HIVE 第四章 数据操作
数据操作篇
加载数据(会生成partition,如果不存在的话;local字段表示为是本机目录,如果不加,则表示为hdfs上的目录;overwrite关键字表示删除目标目录,当没有则保留,但会覆盖同名旧目录)一些限制条件:使用partition,则table必须是partition的;hive不会去验证你的data是服务schema的,但是hive会验证文件是否符合表定义,如sequencefile的table,file也必须是sequence files
load data local inpath '/home/hadoop/hive/data'
overwrite into table employees
partition(country='china',state='beijing');
静态插入数据:
插入数据(select * from employee 这样选择一个分区表,会将其partition的column也返回)

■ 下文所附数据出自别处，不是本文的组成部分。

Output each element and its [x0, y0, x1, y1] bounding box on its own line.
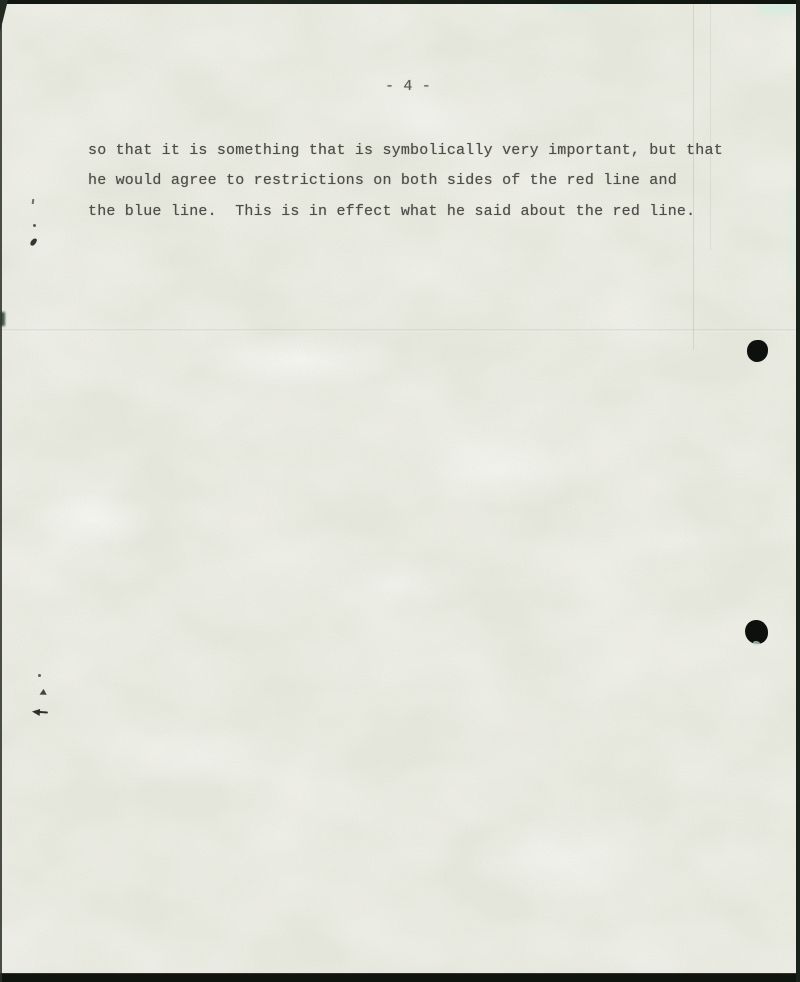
scan-color-artifact	[758, 0, 794, 14]
pen-mark-arrow	[32, 706, 49, 715]
scan-color-artifact	[552, 0, 600, 9]
scan-edge-right	[796, 0, 800, 982]
typed-line: so that it is something that is symbolic…	[88, 142, 723, 159]
typed-line: the blue line. This is in effect what he…	[88, 203, 695, 220]
pen-mark-dot	[38, 674, 41, 677]
hole-punch-bottom	[745, 620, 768, 644]
pen-mark-tick	[32, 199, 35, 204]
scan-edge-bottom	[0, 973, 800, 982]
scan-edge-left	[0, 0, 2, 982]
scan-color-artifact	[788, 190, 797, 280]
pen-mark-dot	[33, 224, 36, 227]
scan-edge-corner	[0, 0, 8, 32]
scan-color-artifact	[0, 312, 5, 326]
typed-line: he would agree to restrictions on both s…	[88, 172, 677, 189]
scan-streak	[693, 0, 694, 350]
page-number: - 4 -	[385, 78, 431, 95]
pen-mark-caret	[40, 689, 49, 698]
fold-crease	[0, 329, 800, 332]
scan-streak	[710, 0, 711, 250]
scanned-document-page: - 4 - so that it is something that is sy…	[0, 0, 800, 982]
hole-punch-top	[747, 340, 768, 362]
pen-mark-comma	[30, 237, 38, 246]
scan-edge-top	[0, 0, 800, 4]
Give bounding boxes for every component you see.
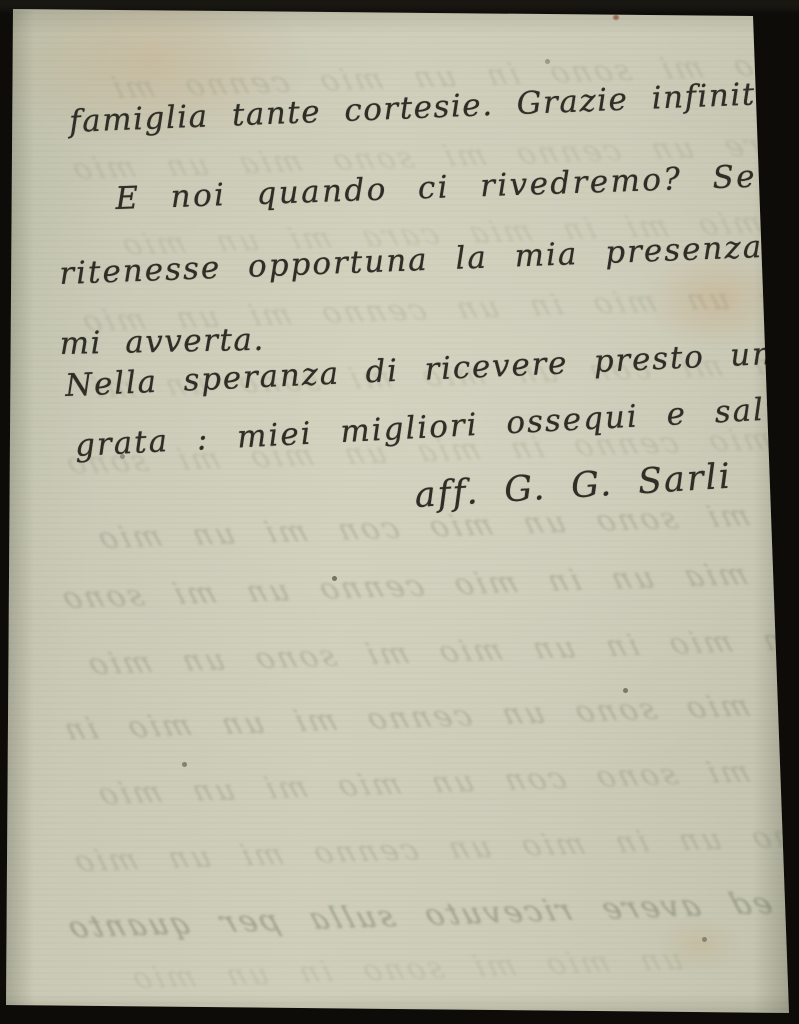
signature: aff. G. G. Sarli — [414, 457, 734, 516]
show-through-line: mi sono un in mio un cenno mi un mio — [67, 816, 799, 880]
show-through-line: un mi con mio in un mio mi sono un mio — [81, 617, 799, 682]
letter-line-6: grata : miei migliori ossequi e saluti — [74, 389, 799, 464]
show-through-line: mi sono mia un in mio cenno un mi sono — [55, 551, 799, 616]
letter-page: un mio mi sono in un mio cenno mi mi ave… — [0, 0, 799, 1024]
show-through-line: in mio un mi sono con un mio mi un mio — [91, 747, 799, 812]
show-through-line: un mio mi sono in un mio — [125, 943, 688, 997]
scan-background: un mio mi sono in un mio cenno mi mi ave… — [0, 0, 799, 1024]
letter-line-1: famiglia tante cortesie. Grazie infinite… — [69, 75, 788, 140]
ink-speck — [0, 0, 3, 3]
paper-edge-shading — [0, 0, 799, 1024]
letter-line-3: ritenesse opportuna la mia presenza cost… — [59, 224, 799, 292]
show-through-line: mi un in mio sono un cenno mi un mio in — [57, 682, 799, 748]
show-through-line: e poi ed avere ricevuto sulla per quanto — [61, 882, 799, 946]
letter-line-2: E noi quando ci rivedremo? Se Ella — [115, 155, 799, 217]
letter-line-4: mi avverta. — [59, 322, 265, 362]
red-mark — [613, 15, 619, 20]
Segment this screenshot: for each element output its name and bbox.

insert overwrite table employees
partition (country='US',state='dallas')
select name,salary,subordinate,deductions,address from employees se
where se.country='china' and se.state='beijing'
插入多条数据
FROM staged_employees se
INSERT OVERWRITE TABLE employees
PARTITION (country = 'US', state = 'OR')
SELECT * WHERE se.cnty = 'US' AND se.st = 'OR'
INSERT OVERWRITE TABLE employees
PARTITION (country = 'US', state = 'CA')
SELECT * WHERE se.cnty = 'US' AND se.st = 'CA'
INSERT OVERWRITE TABLE employees
PARTITION (country = 'US', state = 'IL')
SELECT * WHERE se.cnty = 'US' AND se.st = 'IL';
动态插入并创建partition:
INSERT OVERWRITE TABLE employees
PARTITION (country, state)
SELECT ..., se.cnty, se.st
FROM staged_employees se;
动态静态创建partition
INSERT OVERWRITE TABLE employees
PARTITION (country = 'US', state)
SELECT ..., se.cnty, se.st
FROM staged_employees se
WHERE se.cnty = 'US';
有一些参数控制,动态创建partition
hive.exec.dynamic.partition
false
Set to true to enable dynamic partitioning.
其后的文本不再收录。